Using the sample code from Chapter 2 of Text Mining with R
library(tidytext)
library(tidyr)
library(janeaustenr)
library(dplyr)
library(stringr)
library(ggplot2)
library(wordcloud)
library(reshape2)
library(glue)
get_sentiments("afinn")
## # A tibble: 2,477 × 2
## word value
## <chr> <dbl>
## 1 abandon -2
## 2 abandoned -2
## 3 abandons -2
## 4 abducted -2
## 5 abduction -2
## 6 abductions -2
## 7 abhor -3
## 8 abhorred -3
## 9 abhorrent -3
## 10 abhors -3
## # … with 2,467 more rows
get_sentiments("bing")
## # A tibble: 6,786 × 2
## word sentiment
## <chr> <chr>
## 1 2-faces negative
## 2 abnormal negative
## 3 abolish negative
## 4 abominable negative
## 5 abominably negative
## 6 abominate negative
## 7 abomination negative
## 8 abort negative
## 9 aborted negative
## 10 aborts negative
## # … with 6,776 more rows
get_sentiments("nrc")
## # A tibble: 13,872 × 2
## word sentiment
## <chr> <chr>
## 1 abacus trust
## 2 abandon fear
## 3 abandon negative
## 4 abandon sadness
## 5 abandoned anger
## 6 abandoned fear
## 7 abandoned negative
## 8 abandoned sadness
## 9 abandonment anger
## 10 abandonment fear
## # … with 13,862 more rows
tidy_books <- austen_books() %>%
group_by(book) %>%
mutate(
linenumber = row_number(),
chapter = cumsum(str_detect(text,
regex("^chapter [\\divxlc]",
ignore_case = TRUE)))) %>%
ungroup() %>%
unnest_tokens(word, text)
nrc_joy <- get_sentiments("nrc") %>%
filter(sentiment == "joy")
tidy_books %>%
filter(book == "Emma") %>%
inner_join(nrc_joy) %>%
count(word, sort = TRUE)
## Joining, by = "word"
## # A tibble: 301 × 2
## word n
## <chr> <int>
## 1 good 359
## 2 friend 166
## 3 hope 143
## 4 happy 125
## 5 love 117
## 6 deal 92
## 7 found 92
## 8 present 89
## 9 kind 82
## 10 happiness 76
## # … with 291 more rows
jane_austen_sentiment <- tidy_books %>%
inner_join(get_sentiments("bing")) %>%
count(book, index = linenumber %/% 80, sentiment) %>%
pivot_wider(names_from = sentiment, values_from = n, values_fill = 0) %>%
mutate(sentiment = positive - negative)
## Joining, by = "word"
# Plotting the sentiment scores
ggplot(jane_austen_sentiment, aes(index, sentiment, fill = book)) +
geom_col(show.legend = FALSE) +
facet_wrap(~book, ncol = 2, scales = "free_x")

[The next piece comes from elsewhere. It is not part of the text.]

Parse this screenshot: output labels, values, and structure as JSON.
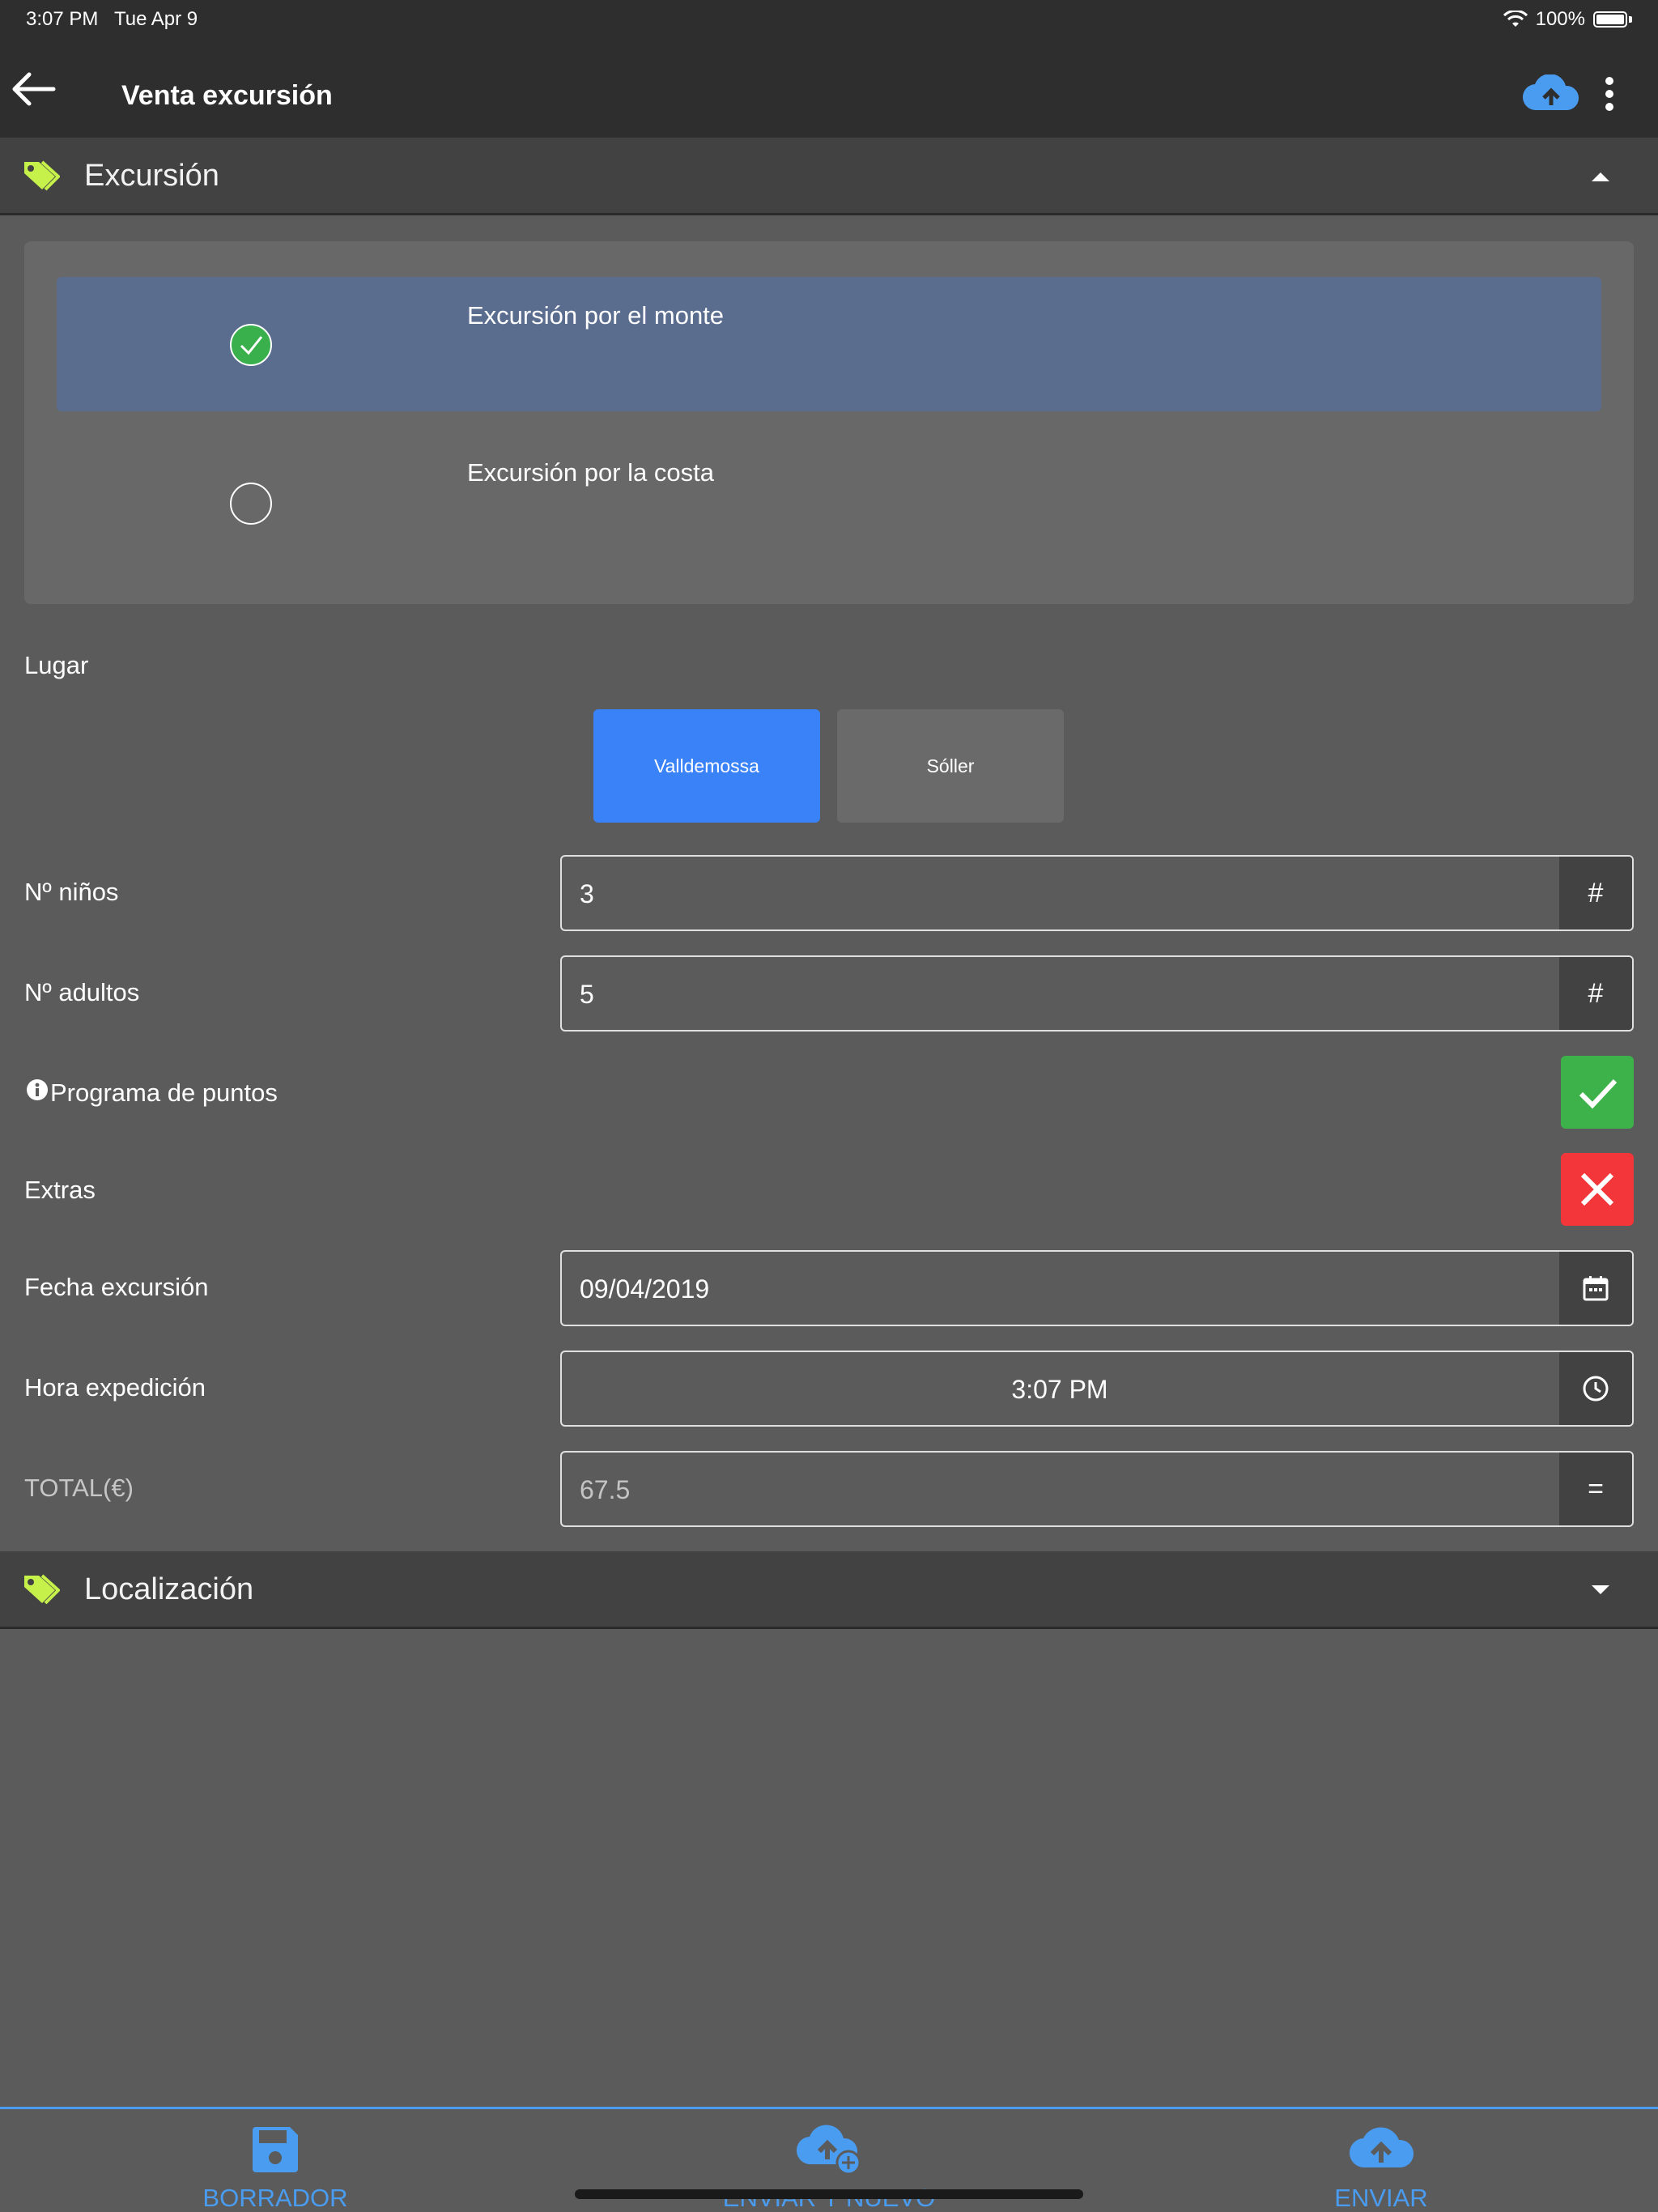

Comparing NRC lexibon to others
get_sentiments("nrc") %>%
filter(sentiment %in% c("positive", "negative")) %>%
count(sentiment)
## # A tibble: 2 × 2
## sentiment n
## <chr> <int>
## 1 negative 3316
## 2 positive 2308
get_sentiments("bing") %>%
count(sentiment)
## # A tibble: 2 × 2
## sentiment n
## <chr> <int>
## 1 negative 4781
## 2 positive 2005
bing_word_counts <- tidy_books %>%
inner_join(get_sentiments("bing")) %>%
count(word, sentiment, sort = TRUE) %>%
ungroup()
## Joining, by = "word"
bing_word_counts %>%
group_by(sentiment) %>%
slice_max(n, n = 10) %>%
ungroup() %>%
mutate(word = reorder(word, n)) %>%
ggplot(aes(n, word, fill = sentiment)) +
geom_col(show.legend = FALSE) +
facet_wrap(~sentiment, scales = "free_y") +
labs(x = "Contribution to sentiment",
y = NULL)
custom_stop_words <- bind_rows(tibble(word = c("miss"),
lexicon = c("custom")),
stop_words)
Generating word clouds
tidy_books %>%
anti_join(stop_words) %>%
count(word) %>%
with(wordcloud(word, n, max.words = 100))
## Joining, by = "word"
tidy_books %>%
inner_join(get_sentiments("bing")) %>%
count(word, sentiment, sort = TRUE) %>%
acast(word ~ sentiment, value.var = "n", fill = 0) %>%
comparison.cloud(colors = c("gray20", "gray80"),
max.words = 100)
## Joining, by = "word"
Now we’ll look at a sentence level rather than a word level
p_and_p_sentences <- tibble(text = prideprejudice) %>%
unnest_tokens(sentence, text, token = "sentences")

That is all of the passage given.